Medical Policy Panel, August 2019

Medical Policy Group, August 2019 (9): Updates to Key Points. No change to policy statement. Reviewed by consensus. No new published peer-reviewed literature available that would alter the coverage statement in this policy.

Medical Policy Group, August 2021 (2): Updates to Key Points. Policy statement updated to remove "not medically necessary", no change in intent. Previous coding section removed. Reviewed by consensus. No new published peer-reviewed literature available that would alter the coverage statement in this policy.

Medical Policy Group, July 2022 (9): Reviewed by consensus. References added. No new published peer-reviewed literature available that would alter the coverage statement in this policy. Updates to Key Points, Description.

Medical Policy Group, August 2023 (5): Updates to Key Points and Benefit Application. Policy Statement updated to replace the word “patients” with the word “individuals.” No change to policy intent. Reviewed by consensus. No new published peer-reviewed literature available that would alter the coverage statement in this policy.

Medical Policy Group, August 2024 (5): Minor update to Key Points.  Reviewed by consensus. No new published peer-reviewed literature available that would alter the coverage statement in this policy.


This medical policy is not an authorization, certification, explanation of benefits, or a contract. Eligibility and benefits are determined on a case-by-case basis according to the terms of the member’s plan in effect as of the date services are rendered. All medical policies are based on (i) research of current medical literature and (ii) review of common medical practices in the treatment and diagnosis of disease as of the date hereof.

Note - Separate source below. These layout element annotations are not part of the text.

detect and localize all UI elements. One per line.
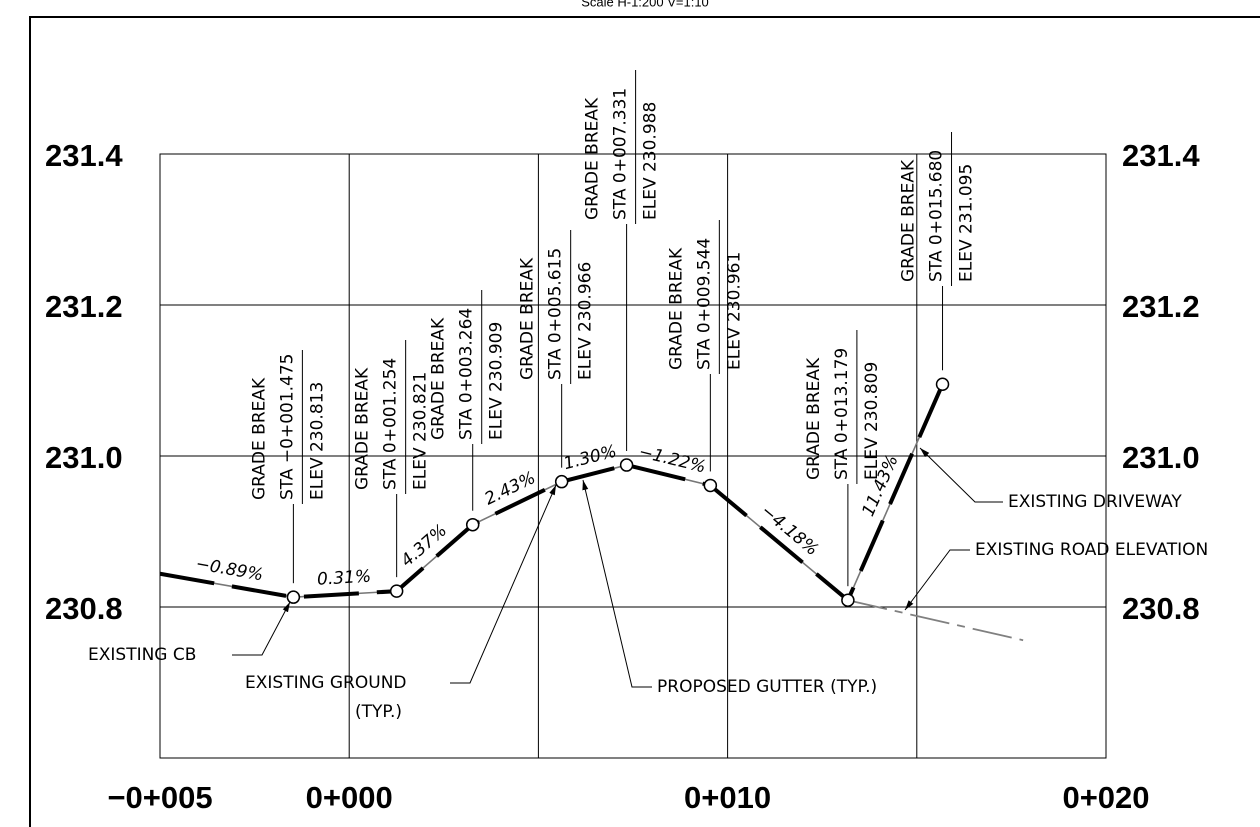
y-tick-label: 231.2 xyxy=(45,289,123,324)
grade-break-text: GRADE BREAK xyxy=(429,317,449,440)
grade-break-text: STA 0+001.254 xyxy=(381,358,401,490)
scale-title: Scale H-1:200 V=1:10 xyxy=(581,0,709,9)
grade-break-text: GRADE BREAK xyxy=(518,257,538,380)
callout-text: EXISTING ROAD ELEVATION xyxy=(975,540,1208,560)
y-tick-label-right: 231.0 xyxy=(1122,440,1200,475)
callout-leader xyxy=(232,601,291,656)
x-tick-label: 0+000 xyxy=(306,780,393,815)
callout-leader xyxy=(904,549,970,611)
callout-text: (TYP.) xyxy=(355,702,402,722)
grade-break-point xyxy=(465,517,480,532)
grade-break-text: ELEV 230.961 xyxy=(724,252,744,370)
grade-break-point xyxy=(841,593,855,607)
grade-break-text: GRADE BREAK xyxy=(353,367,373,490)
grade-break-text: GRADE BREAK xyxy=(666,247,686,370)
grade-break-text: ELEV 230.813 xyxy=(307,382,327,500)
grade-break-point xyxy=(619,458,634,472)
existing-road-line xyxy=(847,599,1024,642)
y-tick-label: 231.4 xyxy=(45,138,123,173)
callout-leader xyxy=(919,447,1003,503)
grade-break-text: STA 0+009.544 xyxy=(694,238,714,370)
grade-break-point xyxy=(935,377,950,392)
callout-text: EXISTING CB xyxy=(88,645,196,665)
x-tick-label: −0+005 xyxy=(107,780,212,815)
grade-break-text: ELEV 230.909 xyxy=(487,322,507,440)
callout-leader xyxy=(582,479,652,688)
grade-break-text: ELEV 230.966 xyxy=(576,262,596,380)
grade-label: 0.31% xyxy=(317,567,372,590)
y-tick-label-right: 230.8 xyxy=(1122,591,1200,626)
callout-text: EXISTING GROUND xyxy=(245,673,407,693)
grade-break-text: GRADE BREAK xyxy=(899,159,919,282)
grade-break-text: GRADE BREAK xyxy=(249,377,269,500)
grade-break-text: ELEV 230.821 xyxy=(411,372,431,490)
grade-break-text: STA 0+013.179 xyxy=(832,348,852,480)
grade-break-point xyxy=(286,590,301,604)
grade-break-text: STA 0+015.680 xyxy=(927,150,947,282)
grade-break-text: ELEV 230.988 xyxy=(641,102,661,220)
grade-break-text: STA 0+005.615 xyxy=(546,248,566,380)
grade-break-text: STA 0+007.331 xyxy=(611,88,631,220)
x-tick-label: 0+020 xyxy=(1062,780,1149,815)
grade-break-text: STA −0+001.475 xyxy=(277,354,297,501)
grade-break-text: ELEV 231.095 xyxy=(957,164,977,282)
y-tick-label: 230.8 xyxy=(45,591,123,626)
y-tick-label: 231.0 xyxy=(45,440,123,475)
y-tick-label-right: 231.2 xyxy=(1122,289,1200,324)
sheet-frame xyxy=(29,16,1260,827)
grade-break-point xyxy=(703,478,718,493)
grade-break-text: GRADE BREAK xyxy=(804,357,824,480)
callout-text: EXISTING DRIVEWAY xyxy=(1008,492,1182,512)
y-tick-label-right: 231.4 xyxy=(1122,138,1200,173)
grade-break-text: GRADE BREAK xyxy=(583,97,603,220)
grade-break-point xyxy=(554,474,569,489)
callout-leader xyxy=(450,484,557,684)
callout-text: PROPOSED GUTTER (TYP.) xyxy=(657,677,877,697)
x-tick-label: 0+010 xyxy=(684,780,771,815)
grade-break-text: ELEV 230.809 xyxy=(862,362,882,480)
grade-break-point xyxy=(389,584,404,598)
grade-break-text: STA 0+003.264 xyxy=(457,308,477,440)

Physicians and other providers are solely responsible for all aspects of medical care and treatment, including the type, quality, and levels of care and treatment.

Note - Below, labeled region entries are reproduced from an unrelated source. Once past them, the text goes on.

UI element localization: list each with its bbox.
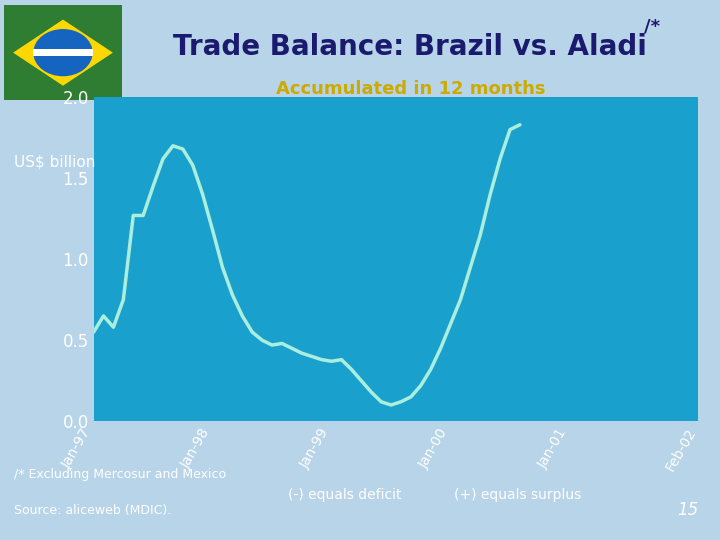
Text: Source: aliceweb (MDIC).: Source: aliceweb (MDIC). [14, 504, 171, 517]
Circle shape [33, 29, 93, 76]
Polygon shape [13, 19, 113, 86]
Text: 15: 15 [677, 501, 698, 519]
Text: Accumulated in 12 months: Accumulated in 12 months [276, 80, 545, 98]
Text: (+) equals surplus: (+) equals surplus [454, 488, 581, 502]
FancyBboxPatch shape [33, 49, 93, 56]
Text: (-) equals deficit: (-) equals deficit [288, 488, 402, 502]
Text: US$ billion: US$ billion [14, 154, 96, 170]
Text: /* Excluding Mercosur and Mexico: /* Excluding Mercosur and Mexico [14, 468, 227, 481]
Text: /*: /* [644, 17, 660, 36]
FancyBboxPatch shape [4, 5, 122, 100]
Text: Trade Balance: Brazil vs. Aladi: Trade Balance: Brazil vs. Aladi [174, 33, 647, 61]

This policy is intended to be used for adjudication of claims (including pre-admission certification, pre-determinations, and pre-procedure review) in Blue Cross and Blue Shield’s administration of plan contracts.

The plan does not approve or deny procedures, services, testing, or equipment for our members. Our decisions concern coverage only. The decision of whether or not to have a certain test, treatment or procedure is one made between the physician and his/her patient. The plan administers benefits based on the member’s contract and corporate medical policies. Physicians should always exercise their best medical judgment in providing the care they feel is most appropriate for their patients. Needed care should not be delayed or refused because of a coverage determination.

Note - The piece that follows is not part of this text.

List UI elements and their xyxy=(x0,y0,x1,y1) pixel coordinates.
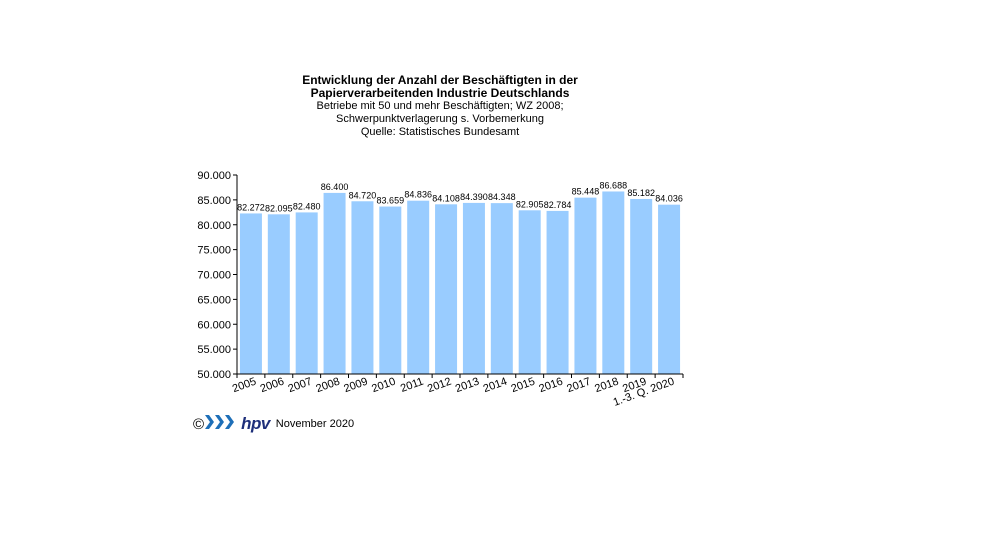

As a general rule, benefits are payable under health plans only in cases of medical necessity and only if services or supplies are not investigational, provided the customer group contracts have such coverage.

The following Association Technology Evaluation Criteria must be met for a service/supply to be considered for coverage:

1. The technology must have final approval from the appropriate government regulatory bodies;

2. The scientific evidence must permit conclusions concerning the effect of the technology on health outcomes;

3. The technology must improve the net health outcome;

4. The technology must be as beneficial as any established alternatives;

5. The improvement must be attainable outside the investigational setting.

Medical Necessity means that health care services (e.g., procedures, treatments, supplies, devices, equipment, facilities or drugs) that a physician, exercising prudent clinical judgment, would provide to a patient for the purpose of preventing, evaluating, diagnosing or treating an illness, injury or disease or its symptoms, and that are:

1. In accordance with generally accepted standards of medical practice; and

2. Clinically appropriate in terms of type, frequency, extent, site and duration and considered effective for the patient’s illness, injury or disease; and

3. Not primarily for the convenience of the patient, physician or other health care provider; and

4. Not more costly than an alternative service or sequence of services at least as likely to produce equivalent therapeutic or diagnostic results as to the diagnosis or treatment of that patient’s illness, injury or disease.